Fig. 3. aSyn aggregation increases in the presence of SV, but decreases as SV:aSyn ratio increases.

a Aggregation rates of aSyn were observed by an increase in ThT fluorescence intensity, displayed as % of the maximum ThT intensity. An increase in concentration from 20 μM aSyn (green) to 60 μM aSyn (purple) leads to an increase in aSyn aggregation rate, while adding SV leads to an increase in the aSyn aggregation rate for all SV concentrations (10 nM, 20 nM, 40 nM) compared to no SV. However, addition of 40 nM of SV reduced the aSyn aggregation rate compared to addition of 20 nM and 10 nM SV. 60 μM ThT was added to each protein solution in a half area 96-well plate with orbital agitation at 200 rpm for 5 min before each read every hour for 310 h. Data represent 9 wells from 3 experimental repeats. b.i The aSyn nucleation rate, observed by the time to form fibrils, lag time (t_lag), was calculated and plotted against the ratio of SV to aSyn in nM concentrations. b.ii The aSyn elongation rate is determined by the slope (k) of the exponential phase plotted against the ratio of SV to aSyn in nM concentrations. Circles represent 20 μM aSyn, triangles represent 60 μM aSyn and error bars represent SEM.

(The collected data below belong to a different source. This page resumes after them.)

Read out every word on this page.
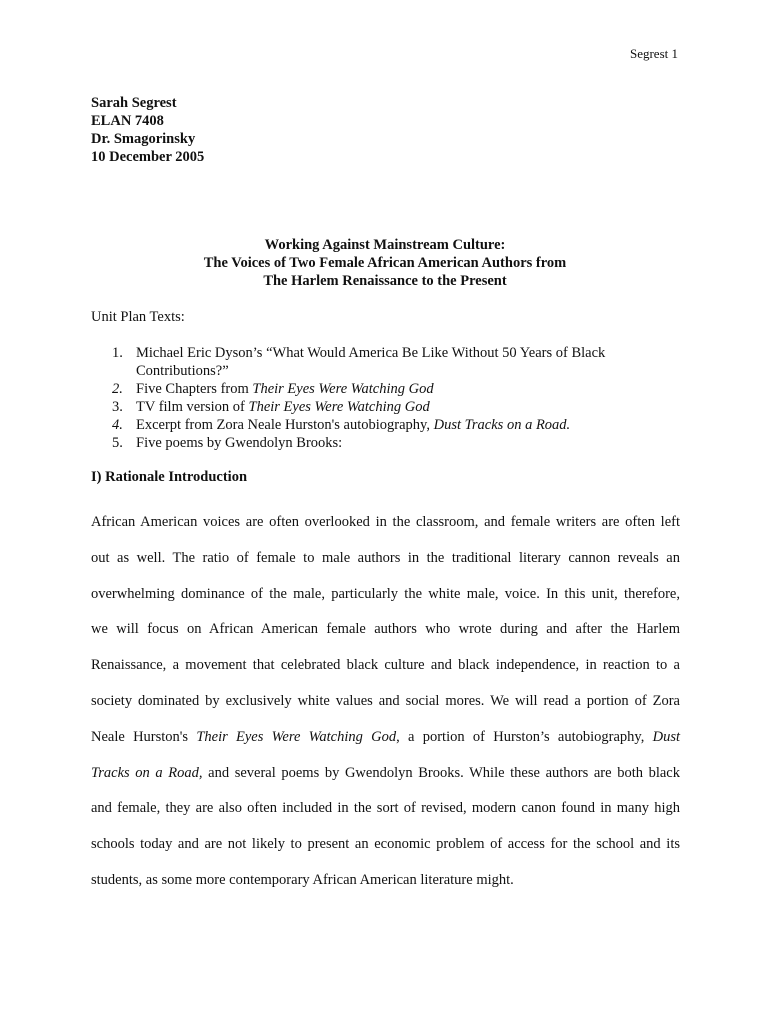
Segrest 1
Sarah Segrest
ELAN 7408
Dr. Smagorinsky
10 December 2005
Working Against Mainstream Culture:
The Voices of Two Female African American Authors from
The Harlem Renaissance to the Present
Unit Plan Texts:
1. Michael Eric Dyson’s “What Would America Be Like Without 50 Years of Black
Contributions?”
2. Five Chapters from Their Eyes Were Watching God
3. TV film version of Their Eyes Were Watching God
4. Excerpt from Zora Neale Hurston's autobiography, Dust Tracks on a Road.
5. Five poems by Gwendolyn Brooks:
I) Rationale Introduction
African American voices are often overlooked in the classroom, and female writers are often left
out as well. The ratio of female to male authors in the traditional literary cannon reveals an
overwhelming dominance of the male, particularly the white male, voice. In this unit, therefore,
we will focus on African American female authors who wrote during and after the Harlem
Renaissance, a movement that celebrated black culture and black independence, in reaction to a
society dominated by exclusively white values and social mores. We will read a portion of Zora
Neale Hurston's Their Eyes Were Watching God, a portion of Hurston’s autobiography, Dust
Tracks on a Road, and several poems by Gwendolyn Brooks. While these authors are both black
and female, they are also often included in the sort of revised, modern canon found in many high
schools today and are not likely to present an economic problem of access for the school and its
students, as some more contemporary African American literature might.
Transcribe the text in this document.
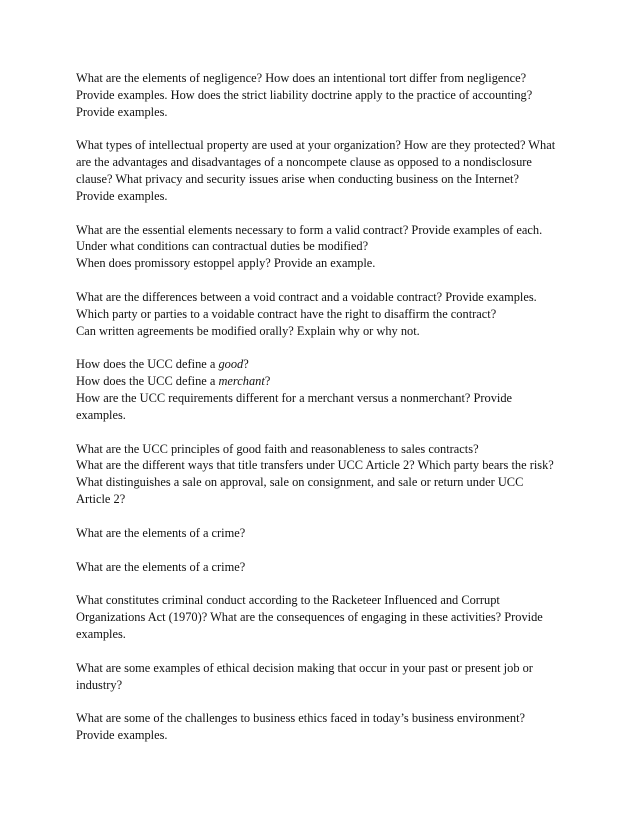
What are the elements of negligence? How does an intentional tort differ from negligence?
Provide examples. How does the strict liability doctrine apply to the practice of accounting?
Provide examples.

What types of intellectual property are used at your organization? How are they protected? What
are the advantages and disadvantages of a noncompete clause as opposed to a nondisclosure
clause? What privacy and security issues arise when conducting business on the Internet?
Provide examples.

What are the essential elements necessary to form a valid contract? Provide examples of each.
Under what conditions can contractual duties be modified?
When does promissory estoppel apply? Provide an example.

What are the differences between a void contract and a voidable contract? Provide examples.
Which party or parties to a voidable contract have the right to disaffirm the contract?
Can written agreements be modified orally? Explain why or why not.

How does the UCC define a good?
How does the UCC define a merchant?
How are the UCC requirements different for a merchant versus a nonmerchant? Provide
examples.

What are the UCC principles of good faith and reasonableness to sales contracts?
What are the different ways that title transfers under UCC Article 2? Which party bears the risk?
What distinguishes a sale on approval, sale on consignment, and sale or return under UCC
Article 2?

What are the elements of a crime?

What are the elements of a crime?

What constitutes criminal conduct according to the Racketeer Influenced and Corrupt
Organizations Act (1970)? What are the consequences of engaging in these activities? Provide
examples.

What are some examples of ethical decision making that occur in your past or present job or
industry?

What are some of the challenges to business ethics faced in today’s business environment?
Provide examples.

Fig. 4. SV cluster in the presence of aSyn monomer, but degrade in the presence of aSyn fibrils.

a Schematic to represent SV proteins (orange) and lipids (blue) when in 100% D₂O (green) and in the presence of preformed aSyn fibrils (orange), compared to in 42% D₂O and 58% H₂O (orange) allowing contrast matching of the protein, i.e. making all proteins ‘invisible’ to only observe the lipid bilayer of the SV. b.i SANS data of 1.5 mg/mL SV + 62 μM aSyn monomer (blue) compared to SV only (purple) at 0 h and 45 h, show an increase in signal intensity for SV + monomer from 0 h (darker colour) to 45 h (lighter colour). b.ii Schematic to indicate aSyn (brown) bound to SV (blue) leading to clustering of the SVs. c.i SANS data of 1.5 mg/mL SV only (purple) and with 50 μM preformed aSyn fibrils (green) show a decrease in signal intensity for SV + fibrils after 45 h. c.ii Schematic to indicate SV (blue) associating to preformed aSyn fibrils (brown) lead to the disintegration of the lipid bilayer of SV. In b.i and c.i, dashed lines show Guinier-Porod fitting and error bars represent s.d. (data for individual fits shown in Supplementary Fig. 5). d The signal intensity of neutron scattering from the lipid bilayer in the presence of aSyn fibrils over 20 h shows the loss of signal after 11 h (grey-green), no clear signal can be observed from 12–20 h (blue-pink), each line represents data collected each hour, data have been offset for clarity. Data for each condition were acquired once. e.i SV (0.5 mg/mL) were incubated with 5 μM preformed aSyn fibrils of 90% WT aSyn and 10% aSynC141:AF594 (cyan) and incubated at 37 °C for 0, 3, and 24 h. SV were stained with a lipid intercalating dye, mCLING:ATTO647N (1:100) (magenta). e.ii The mCLING fluorescence was less punctate and more spread over fibrils (indicated by white arrows) compared to the punctate mCLING signal in SV not associated to fibrils) (see Supplementary Fig. 6 for more images). f TEM image shows small blebs adhering to the fibril, indicating rupture and disintegration of the SV when associated with fibrils. Figure a, b.ii, c.ii made with Biorender.com.